Specialists from the DMU center in Russia will be by your side throughout the entire treatment cycle:

  • we will select the best specialists in Germany for you, provide an estimate, treatment plan and schedule a visit;
  • We will help you with obtaining a medical visa;
  • we will book tickets and accompany you from departure to return home;
  • There will be a professional translator next to you who will explain everything the doctor says.

You can be sure that the prices for each service are justified. Our coordinators carefully check the invoices issued and compare them with the price list recommended by the German Ministry of Health. Treatment abroad can be your ticket to a new life, and we are ready to support you in every action.

Classification

There are three clinical forms of this disease:

  • type A is the classic infantile form. Symptoms appear already in the first year of life and are characterized by neurological disorders (convulsions, difficulty swallowing, lack of reaction). In most cases, children die before the age of 3;
  • type B – visceral form. Symptoms may appear between the ages of 2 and 6 years. The liver and spleen are most affected. The risk of death is much lower, many patients live to an old age;
  • type C - adolescent non-acute form. Symptoms appear at the age of 2–5 years, becoming more intense at 15–18 years. Internal organs are affected, including the brain. Most often, patients die at 15–18 years of age.

The visceral form of the disease is considered the most favorable, since death is diagnosed extremely rarely, and the clinical picture is less pronounced.

What are the forecasts?

Unfortunately, the prognosis for patients with this diagnosis is disappointing. Pick's disease is an extremely serious problem, and to date there is no way to stop the destruction of neurons. However, the use of appropriate medications and high-quality rehabilitation help slow down the process, maintaining the patient’s quality of life.

But, according to statistics, within 5–10 years the disease leads to mental and moral decomposition of the individual - patients develop dementia, marasmus, cachexia, etc. Such patients should be under constant supervision, preferably in specialized clinics, where they will be constantly monitored by medical staff.

Is there an effective treatment?

What treatment does Pick's disease require? Treatment today boils down to attempts to stop further progression of the disease. First of all, patients need replacement therapy - patients are prescribed substances that cannot be synthesized in the body due to atrophy of nerve tissue (for example, acetylcholinesterase inhibitors). In some cases, additional intake of anti-inflammatory substances is necessary.

An extremely important part of therapy is the intake of neuroprotectors, which stimulate the vital activity of neurons. In the presence of mental disorders, appropriate medications are used to help reduce symptoms, for example, eliminate aggression. Sometimes it is necessary to take antidepressants.
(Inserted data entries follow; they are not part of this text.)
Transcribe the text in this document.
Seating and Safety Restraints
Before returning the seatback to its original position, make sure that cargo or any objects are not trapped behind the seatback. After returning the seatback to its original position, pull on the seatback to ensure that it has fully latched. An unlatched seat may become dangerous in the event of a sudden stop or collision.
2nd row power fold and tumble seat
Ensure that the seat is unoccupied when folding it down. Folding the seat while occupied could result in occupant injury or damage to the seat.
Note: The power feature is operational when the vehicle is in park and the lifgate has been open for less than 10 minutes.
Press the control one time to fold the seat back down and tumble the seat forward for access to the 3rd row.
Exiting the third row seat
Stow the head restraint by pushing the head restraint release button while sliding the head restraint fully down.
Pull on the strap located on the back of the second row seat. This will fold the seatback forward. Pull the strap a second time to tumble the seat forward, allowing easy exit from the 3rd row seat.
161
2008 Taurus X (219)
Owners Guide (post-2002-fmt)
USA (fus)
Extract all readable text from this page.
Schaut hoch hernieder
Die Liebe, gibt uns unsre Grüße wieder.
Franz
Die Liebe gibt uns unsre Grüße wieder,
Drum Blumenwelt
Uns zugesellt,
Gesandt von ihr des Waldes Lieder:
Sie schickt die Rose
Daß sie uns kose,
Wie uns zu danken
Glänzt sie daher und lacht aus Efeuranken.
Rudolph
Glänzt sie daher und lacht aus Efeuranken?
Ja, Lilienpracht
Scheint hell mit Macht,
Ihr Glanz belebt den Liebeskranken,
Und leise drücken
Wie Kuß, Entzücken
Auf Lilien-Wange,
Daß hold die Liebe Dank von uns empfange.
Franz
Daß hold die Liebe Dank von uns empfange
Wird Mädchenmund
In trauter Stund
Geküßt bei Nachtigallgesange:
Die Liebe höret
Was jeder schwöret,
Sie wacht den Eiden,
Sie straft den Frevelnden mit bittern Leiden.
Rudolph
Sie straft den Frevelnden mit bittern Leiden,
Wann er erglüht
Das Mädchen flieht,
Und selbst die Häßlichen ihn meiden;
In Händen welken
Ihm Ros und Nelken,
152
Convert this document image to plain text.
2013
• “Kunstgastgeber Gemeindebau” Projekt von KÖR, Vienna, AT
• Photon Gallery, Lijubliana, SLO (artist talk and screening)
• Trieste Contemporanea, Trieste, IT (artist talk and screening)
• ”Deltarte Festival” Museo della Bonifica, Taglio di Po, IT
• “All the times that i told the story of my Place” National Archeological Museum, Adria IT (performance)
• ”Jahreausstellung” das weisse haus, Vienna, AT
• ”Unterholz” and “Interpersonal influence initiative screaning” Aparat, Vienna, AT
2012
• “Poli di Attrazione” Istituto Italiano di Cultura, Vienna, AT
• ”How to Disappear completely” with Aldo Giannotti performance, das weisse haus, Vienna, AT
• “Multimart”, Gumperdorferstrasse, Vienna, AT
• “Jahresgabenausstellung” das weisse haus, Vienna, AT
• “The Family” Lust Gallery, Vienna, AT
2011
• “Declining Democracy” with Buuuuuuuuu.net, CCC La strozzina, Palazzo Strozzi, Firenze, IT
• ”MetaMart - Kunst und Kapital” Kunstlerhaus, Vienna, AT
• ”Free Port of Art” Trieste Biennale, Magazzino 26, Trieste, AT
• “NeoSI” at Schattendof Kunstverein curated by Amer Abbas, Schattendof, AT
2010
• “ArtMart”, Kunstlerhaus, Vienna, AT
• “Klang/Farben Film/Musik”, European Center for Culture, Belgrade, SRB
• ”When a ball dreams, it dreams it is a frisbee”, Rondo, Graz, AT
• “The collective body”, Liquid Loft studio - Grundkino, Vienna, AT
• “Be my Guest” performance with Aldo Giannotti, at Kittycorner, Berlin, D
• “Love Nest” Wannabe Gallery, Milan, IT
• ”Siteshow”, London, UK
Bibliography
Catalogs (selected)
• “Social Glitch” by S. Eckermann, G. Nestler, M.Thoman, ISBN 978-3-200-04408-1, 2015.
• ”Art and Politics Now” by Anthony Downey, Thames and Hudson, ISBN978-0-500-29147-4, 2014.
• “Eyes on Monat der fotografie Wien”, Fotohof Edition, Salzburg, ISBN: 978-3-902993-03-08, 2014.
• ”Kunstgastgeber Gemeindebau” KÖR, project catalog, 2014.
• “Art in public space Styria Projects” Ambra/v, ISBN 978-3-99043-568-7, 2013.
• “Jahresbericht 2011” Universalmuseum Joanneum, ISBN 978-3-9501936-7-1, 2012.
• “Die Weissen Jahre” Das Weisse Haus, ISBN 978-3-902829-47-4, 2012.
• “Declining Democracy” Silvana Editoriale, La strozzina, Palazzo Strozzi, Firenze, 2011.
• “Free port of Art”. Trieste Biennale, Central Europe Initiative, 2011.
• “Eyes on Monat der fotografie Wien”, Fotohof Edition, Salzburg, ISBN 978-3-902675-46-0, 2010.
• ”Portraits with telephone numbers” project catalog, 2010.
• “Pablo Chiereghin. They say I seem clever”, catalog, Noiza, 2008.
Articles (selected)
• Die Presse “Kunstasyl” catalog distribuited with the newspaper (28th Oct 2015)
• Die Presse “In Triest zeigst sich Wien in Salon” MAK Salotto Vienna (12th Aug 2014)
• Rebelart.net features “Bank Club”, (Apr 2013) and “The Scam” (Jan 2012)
Of course, an important part of treatment is psychological support. Patients are recommended to regularly attend special classes and trainings that help slow down the process of mental and emotional changes.

What symptoms accompany the further development of the disease?

As the disease progresses, symptoms become more severe. Often a person has speech disorders - the vocabulary becomes more meager and over time is reduced to a few phrases that the patient repeats constantly. Naturally, this also affects writing. Signs of Pick's disease include aphasia, alexia, agraphia, etc.

In addition, in some cases, the disease is accompanied by the appearance of hypokinesis, loss of muscle tone, etc. Quite often, patients with a similar diagnosis suffer from obesity and also refuse to observe personal hygiene rules.

In any case, at later stages the patient needs help - the person is no longer able to take care of himself.